Luisa Ortega, procureure générale
Petit livre bleu
Le 15 juin, elle avait déposé devant la Cour suprême trois recours demandant l’annulation de la convocation de l’Assemblée constituante qui, selon le Conseil national électoral,
doit commencer à siéger fin juillet. Face aux médias, devant le bâtiment de la Cour suprême, elle s’en était prise au discours «agressif» du pouvoir et de ses partisans qui, a-t-elle affirmé, appelle à « exterminer», « emprisonner » les «traîtres », «fascistes et terroristes» qui n’acceptent pas — comme elle — cette Assemblée constituante. Brandissant le petit livre bleu de la Constitution de 1999, elle a aussi dénoncé la destruction programmée de «l’héritage de Hugo Chávez». Car à 59 ans, la chef du ministère public n’a pas le profil d’une opposante de la «révolution bolivarienne». Jusque-là, et pendant au moins dix ans, elle a soutenu sans faiblesse le pouvoir chaviste. L’avocate a été nommée « Fiscal general de la República» en 2007, alors qu’Hugo Chávez était encore au pouvoir, puis ratifiée à son poste en 2014, sous le gouvernement de Nicolás Maduro.

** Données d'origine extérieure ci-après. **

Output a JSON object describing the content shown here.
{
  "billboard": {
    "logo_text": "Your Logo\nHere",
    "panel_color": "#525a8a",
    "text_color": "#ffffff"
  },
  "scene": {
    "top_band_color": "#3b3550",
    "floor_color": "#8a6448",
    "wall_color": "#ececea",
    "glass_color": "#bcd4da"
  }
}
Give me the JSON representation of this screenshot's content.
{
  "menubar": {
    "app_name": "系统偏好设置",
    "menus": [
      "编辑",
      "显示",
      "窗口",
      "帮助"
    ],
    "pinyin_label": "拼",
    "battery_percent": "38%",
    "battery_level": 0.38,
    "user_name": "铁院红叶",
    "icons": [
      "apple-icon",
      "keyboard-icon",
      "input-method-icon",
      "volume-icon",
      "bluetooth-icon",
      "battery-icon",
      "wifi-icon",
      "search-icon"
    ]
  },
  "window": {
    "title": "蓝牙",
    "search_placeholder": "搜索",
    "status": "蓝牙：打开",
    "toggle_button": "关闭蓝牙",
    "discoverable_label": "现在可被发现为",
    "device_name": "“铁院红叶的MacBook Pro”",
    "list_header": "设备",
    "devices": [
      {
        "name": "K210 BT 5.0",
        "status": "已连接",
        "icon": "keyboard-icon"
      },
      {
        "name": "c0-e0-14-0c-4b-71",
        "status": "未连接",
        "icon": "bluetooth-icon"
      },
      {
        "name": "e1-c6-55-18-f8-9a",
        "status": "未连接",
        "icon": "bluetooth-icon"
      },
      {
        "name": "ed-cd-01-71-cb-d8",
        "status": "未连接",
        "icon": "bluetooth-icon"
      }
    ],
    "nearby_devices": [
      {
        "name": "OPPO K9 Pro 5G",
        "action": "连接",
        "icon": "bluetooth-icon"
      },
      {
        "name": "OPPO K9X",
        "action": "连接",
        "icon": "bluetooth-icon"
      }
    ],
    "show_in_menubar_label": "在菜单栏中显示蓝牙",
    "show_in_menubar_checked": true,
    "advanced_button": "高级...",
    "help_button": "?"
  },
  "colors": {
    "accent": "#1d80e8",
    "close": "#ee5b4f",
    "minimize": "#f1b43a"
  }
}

Lors de la première grande vague de manifestations de l’opposition, en février 2014, dont le bilan s’était élevé à 43 morts, elle n’avait pas fait entendre de voix discordante, pas plus que lors du procès contre l’opposant de droite Leopoldo López, condamné à treize ans de prison en 2015.
Luisa Ortega a lancé le premier pavé dans la mare le 30 mars. La Cour suprême venait d’annoncer qu’elle s’arrogeait les compétences de l’Assemblée nationale, acquise à l’opposition depuis les législatives de décembre 2015. La décision avait provoqué un tollé, entraînant notamment le retour de l’opposition dans les rues. Luisa Ortega avait alors dénoncé une «rupture constitutionnelle ». Ce qui lui valut d’être convoquée chez le président… qui deux jours plus tard demandait à la Cour suprême de faire machine arrière.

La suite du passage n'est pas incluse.